Associate Professor Martin also stressed that claiming that millennials are all the same is a false premise for any argument. “This article talks about millennials as if they were a homogenous group. It’s a very Angloistic perspective that doesn’t take into account subcultures within age groups or the diversity of ethnic groups.”
As an example of how different ethnic groups use social media within the same generation, Martin pointed to the research in Bronwyn Carlson and Ryan Frazer’s book: Indigenous Digital Life. “Many Indigenous Australians are aware that they are being monitored online and as such tend to post positive, inspirational content in response,” she explains.
As a millennial, should you change how you post on social media?
In short, you can if you want. There’s a whole genre of TikToks dedicated specifically to millennials that teach other millennials how to show their age less online. From updating your wardrobe to holding your phone to general ways to avoid being “caught” as a millennial, it’s all out there.
The alternative is to accept, as AP Fiona Martin says, that each generation uses technology differently and no generation is a monolith.
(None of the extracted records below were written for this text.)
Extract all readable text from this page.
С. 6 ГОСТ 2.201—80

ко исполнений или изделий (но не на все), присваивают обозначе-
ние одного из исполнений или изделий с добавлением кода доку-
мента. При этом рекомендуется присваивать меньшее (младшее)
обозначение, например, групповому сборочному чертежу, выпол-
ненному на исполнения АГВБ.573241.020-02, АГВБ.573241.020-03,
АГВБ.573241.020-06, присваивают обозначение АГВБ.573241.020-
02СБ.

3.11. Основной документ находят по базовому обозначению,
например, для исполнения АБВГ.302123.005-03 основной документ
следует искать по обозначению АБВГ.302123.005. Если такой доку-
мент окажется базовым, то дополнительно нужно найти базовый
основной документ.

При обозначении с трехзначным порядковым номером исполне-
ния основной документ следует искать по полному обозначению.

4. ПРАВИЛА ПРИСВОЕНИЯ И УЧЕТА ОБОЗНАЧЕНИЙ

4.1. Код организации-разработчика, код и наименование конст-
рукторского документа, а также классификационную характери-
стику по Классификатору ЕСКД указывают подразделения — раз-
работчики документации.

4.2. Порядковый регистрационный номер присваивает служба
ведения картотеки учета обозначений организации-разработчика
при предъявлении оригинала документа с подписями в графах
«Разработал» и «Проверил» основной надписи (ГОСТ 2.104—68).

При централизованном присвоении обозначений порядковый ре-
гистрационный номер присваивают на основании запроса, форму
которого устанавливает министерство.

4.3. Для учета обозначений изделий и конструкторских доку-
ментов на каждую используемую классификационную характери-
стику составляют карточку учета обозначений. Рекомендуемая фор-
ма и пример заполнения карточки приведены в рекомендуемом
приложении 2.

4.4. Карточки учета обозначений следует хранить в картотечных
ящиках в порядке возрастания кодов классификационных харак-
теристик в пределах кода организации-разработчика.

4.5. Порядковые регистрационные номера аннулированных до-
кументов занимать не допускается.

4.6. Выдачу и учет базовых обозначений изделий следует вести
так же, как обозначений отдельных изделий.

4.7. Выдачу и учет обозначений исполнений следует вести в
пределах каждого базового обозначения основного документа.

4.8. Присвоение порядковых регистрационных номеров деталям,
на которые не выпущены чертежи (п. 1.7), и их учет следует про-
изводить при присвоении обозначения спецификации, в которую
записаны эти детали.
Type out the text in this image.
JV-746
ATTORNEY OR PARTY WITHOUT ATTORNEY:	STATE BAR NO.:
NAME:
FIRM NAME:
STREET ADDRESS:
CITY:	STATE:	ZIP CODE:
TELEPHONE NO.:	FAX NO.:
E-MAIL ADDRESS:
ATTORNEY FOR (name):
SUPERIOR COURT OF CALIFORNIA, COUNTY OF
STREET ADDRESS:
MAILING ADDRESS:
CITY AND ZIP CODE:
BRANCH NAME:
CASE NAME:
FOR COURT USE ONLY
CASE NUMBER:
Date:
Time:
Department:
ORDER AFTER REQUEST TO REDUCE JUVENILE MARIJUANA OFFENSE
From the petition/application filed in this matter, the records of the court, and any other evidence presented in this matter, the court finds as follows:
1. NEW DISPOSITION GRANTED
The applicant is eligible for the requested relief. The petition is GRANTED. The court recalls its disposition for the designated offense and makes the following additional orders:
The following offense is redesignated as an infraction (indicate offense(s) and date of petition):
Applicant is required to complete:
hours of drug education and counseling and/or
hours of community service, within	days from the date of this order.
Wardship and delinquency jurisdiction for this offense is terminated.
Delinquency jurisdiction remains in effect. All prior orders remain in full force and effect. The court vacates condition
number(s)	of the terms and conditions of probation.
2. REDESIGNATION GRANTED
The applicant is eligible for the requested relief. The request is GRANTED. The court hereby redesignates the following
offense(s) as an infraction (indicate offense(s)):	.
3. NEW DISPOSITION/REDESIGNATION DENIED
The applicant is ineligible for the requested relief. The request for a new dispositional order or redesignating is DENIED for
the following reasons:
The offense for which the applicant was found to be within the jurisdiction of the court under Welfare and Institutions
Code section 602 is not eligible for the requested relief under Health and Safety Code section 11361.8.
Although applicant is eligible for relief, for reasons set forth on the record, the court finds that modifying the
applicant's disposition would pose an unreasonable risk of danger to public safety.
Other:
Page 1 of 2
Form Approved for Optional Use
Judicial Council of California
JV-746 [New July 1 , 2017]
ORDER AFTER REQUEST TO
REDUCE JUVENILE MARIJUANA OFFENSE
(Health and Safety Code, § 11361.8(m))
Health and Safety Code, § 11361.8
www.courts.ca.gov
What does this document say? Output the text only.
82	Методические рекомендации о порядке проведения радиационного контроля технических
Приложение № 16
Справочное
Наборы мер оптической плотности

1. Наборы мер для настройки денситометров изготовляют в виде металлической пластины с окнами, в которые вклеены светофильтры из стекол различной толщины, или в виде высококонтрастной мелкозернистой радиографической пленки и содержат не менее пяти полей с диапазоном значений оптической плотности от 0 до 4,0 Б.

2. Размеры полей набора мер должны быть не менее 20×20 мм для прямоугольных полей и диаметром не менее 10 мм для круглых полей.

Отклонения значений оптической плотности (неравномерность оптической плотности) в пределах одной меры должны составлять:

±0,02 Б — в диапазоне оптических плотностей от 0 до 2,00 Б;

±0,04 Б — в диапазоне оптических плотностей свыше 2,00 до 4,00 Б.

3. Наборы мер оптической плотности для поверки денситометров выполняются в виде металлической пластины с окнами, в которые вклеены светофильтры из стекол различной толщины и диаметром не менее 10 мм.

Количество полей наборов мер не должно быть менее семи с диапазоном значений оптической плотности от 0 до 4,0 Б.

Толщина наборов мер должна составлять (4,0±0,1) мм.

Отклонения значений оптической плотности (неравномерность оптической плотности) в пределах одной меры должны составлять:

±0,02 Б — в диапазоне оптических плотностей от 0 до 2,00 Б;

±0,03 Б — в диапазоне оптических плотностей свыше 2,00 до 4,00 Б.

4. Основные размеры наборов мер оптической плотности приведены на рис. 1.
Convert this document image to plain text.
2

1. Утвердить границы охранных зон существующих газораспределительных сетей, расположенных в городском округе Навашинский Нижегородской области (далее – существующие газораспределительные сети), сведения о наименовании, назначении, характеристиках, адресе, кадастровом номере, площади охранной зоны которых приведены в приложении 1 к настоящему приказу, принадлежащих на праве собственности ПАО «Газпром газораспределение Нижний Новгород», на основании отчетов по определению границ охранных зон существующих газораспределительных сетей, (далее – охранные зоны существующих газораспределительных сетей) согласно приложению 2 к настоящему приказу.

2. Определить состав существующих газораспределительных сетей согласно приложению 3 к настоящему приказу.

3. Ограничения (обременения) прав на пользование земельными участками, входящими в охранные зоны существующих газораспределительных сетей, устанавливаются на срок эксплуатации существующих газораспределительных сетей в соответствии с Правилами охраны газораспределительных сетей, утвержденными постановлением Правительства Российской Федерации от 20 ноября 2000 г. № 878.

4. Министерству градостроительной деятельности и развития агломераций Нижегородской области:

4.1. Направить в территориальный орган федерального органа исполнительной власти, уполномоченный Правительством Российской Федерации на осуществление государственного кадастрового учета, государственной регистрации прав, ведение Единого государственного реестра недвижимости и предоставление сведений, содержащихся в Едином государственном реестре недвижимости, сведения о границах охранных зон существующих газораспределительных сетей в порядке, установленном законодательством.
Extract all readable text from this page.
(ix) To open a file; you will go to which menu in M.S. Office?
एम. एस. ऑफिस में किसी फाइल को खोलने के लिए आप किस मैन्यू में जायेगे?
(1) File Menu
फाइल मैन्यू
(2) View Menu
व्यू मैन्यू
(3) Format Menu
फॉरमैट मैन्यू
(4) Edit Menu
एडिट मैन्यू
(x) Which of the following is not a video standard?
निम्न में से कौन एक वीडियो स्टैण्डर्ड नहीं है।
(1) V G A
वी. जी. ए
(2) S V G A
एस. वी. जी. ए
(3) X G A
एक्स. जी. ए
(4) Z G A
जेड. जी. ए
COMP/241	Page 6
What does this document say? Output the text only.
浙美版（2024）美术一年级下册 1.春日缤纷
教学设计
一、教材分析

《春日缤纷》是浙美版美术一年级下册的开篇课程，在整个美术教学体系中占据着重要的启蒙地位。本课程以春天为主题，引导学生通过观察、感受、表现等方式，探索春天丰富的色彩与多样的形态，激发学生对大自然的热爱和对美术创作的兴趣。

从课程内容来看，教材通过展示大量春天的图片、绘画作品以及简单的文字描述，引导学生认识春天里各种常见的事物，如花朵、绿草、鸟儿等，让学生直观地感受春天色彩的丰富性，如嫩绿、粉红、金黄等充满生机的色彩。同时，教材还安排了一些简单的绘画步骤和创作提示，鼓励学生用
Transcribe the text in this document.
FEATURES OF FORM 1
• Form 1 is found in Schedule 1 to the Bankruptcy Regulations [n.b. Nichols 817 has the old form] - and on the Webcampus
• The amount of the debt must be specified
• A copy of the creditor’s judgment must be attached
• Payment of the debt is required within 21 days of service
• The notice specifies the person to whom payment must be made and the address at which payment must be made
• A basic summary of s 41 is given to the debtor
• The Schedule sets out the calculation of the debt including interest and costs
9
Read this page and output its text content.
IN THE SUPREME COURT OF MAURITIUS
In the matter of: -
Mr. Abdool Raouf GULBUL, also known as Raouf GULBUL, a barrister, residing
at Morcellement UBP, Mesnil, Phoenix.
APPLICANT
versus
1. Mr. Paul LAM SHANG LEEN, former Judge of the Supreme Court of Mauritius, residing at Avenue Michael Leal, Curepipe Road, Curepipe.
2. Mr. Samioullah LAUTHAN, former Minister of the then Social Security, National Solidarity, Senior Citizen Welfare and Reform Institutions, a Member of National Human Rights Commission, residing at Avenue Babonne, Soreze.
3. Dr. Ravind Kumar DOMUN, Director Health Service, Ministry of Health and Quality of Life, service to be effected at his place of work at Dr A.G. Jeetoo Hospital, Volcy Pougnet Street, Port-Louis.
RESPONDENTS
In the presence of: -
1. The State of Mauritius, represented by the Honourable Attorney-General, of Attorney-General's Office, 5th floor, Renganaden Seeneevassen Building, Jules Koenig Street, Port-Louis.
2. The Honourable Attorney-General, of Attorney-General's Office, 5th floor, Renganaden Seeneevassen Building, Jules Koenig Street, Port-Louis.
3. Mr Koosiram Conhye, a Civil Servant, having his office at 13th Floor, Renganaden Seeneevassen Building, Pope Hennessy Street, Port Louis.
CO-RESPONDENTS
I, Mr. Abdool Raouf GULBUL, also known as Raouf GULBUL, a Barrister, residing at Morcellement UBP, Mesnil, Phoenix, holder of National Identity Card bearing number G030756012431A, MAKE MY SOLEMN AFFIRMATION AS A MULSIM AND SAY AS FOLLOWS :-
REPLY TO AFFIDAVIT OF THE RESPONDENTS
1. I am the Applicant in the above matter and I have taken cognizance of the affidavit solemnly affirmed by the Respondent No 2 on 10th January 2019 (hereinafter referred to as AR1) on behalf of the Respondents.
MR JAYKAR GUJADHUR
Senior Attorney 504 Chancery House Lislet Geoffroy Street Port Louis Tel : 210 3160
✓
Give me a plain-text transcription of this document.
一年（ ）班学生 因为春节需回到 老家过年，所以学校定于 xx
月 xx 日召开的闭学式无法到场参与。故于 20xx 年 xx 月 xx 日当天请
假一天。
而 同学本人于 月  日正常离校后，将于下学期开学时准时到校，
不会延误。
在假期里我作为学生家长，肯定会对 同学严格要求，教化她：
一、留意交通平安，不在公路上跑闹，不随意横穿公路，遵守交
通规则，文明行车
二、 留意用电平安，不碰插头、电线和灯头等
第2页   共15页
Even across generations, factors such as class, location, occupation, and ethnicity affect how we use technology and interact with each other. Also, if it were true that the internet or social media belongs only to the young, how do you explain the popularity of TikTok accounts like @grandma_droniak, @oldgays, our own Gumbaynggirr Burrgadi aunt @ballojinda, or the TikTok grandpa of allen @poppopbrucejohnson.
It’s common for generations to bash each other to define their identity. The reality is that “generational wars” are mostly bloated marketing schemes. The fact that people can hardly agree on which years apply to which “generation” should be an indication of how much imprecise science generational claims are based on (near-zero science, btw).
You can change your behavior online in the vain hope that when a person under 25 makes fun of a so-called millennial stereotype, you can happily think you’re the exception. Or you can remind yourself that in the past worrying about getting older never made anyone look younger.
The millennial hiatus is not a doom and gloom for the online millennial. It’s at most a tick associated with part of a demographic on a given platform. Perhaps we would all be a little better off if we remembered that every generation, like every human being, contains many human beings. Aging and the tics and manners that come with it are not a sign that you are aging out of anything. It is a privilege and a gift of age and, as Abe Simpson so wisely said, “it will happen to you”.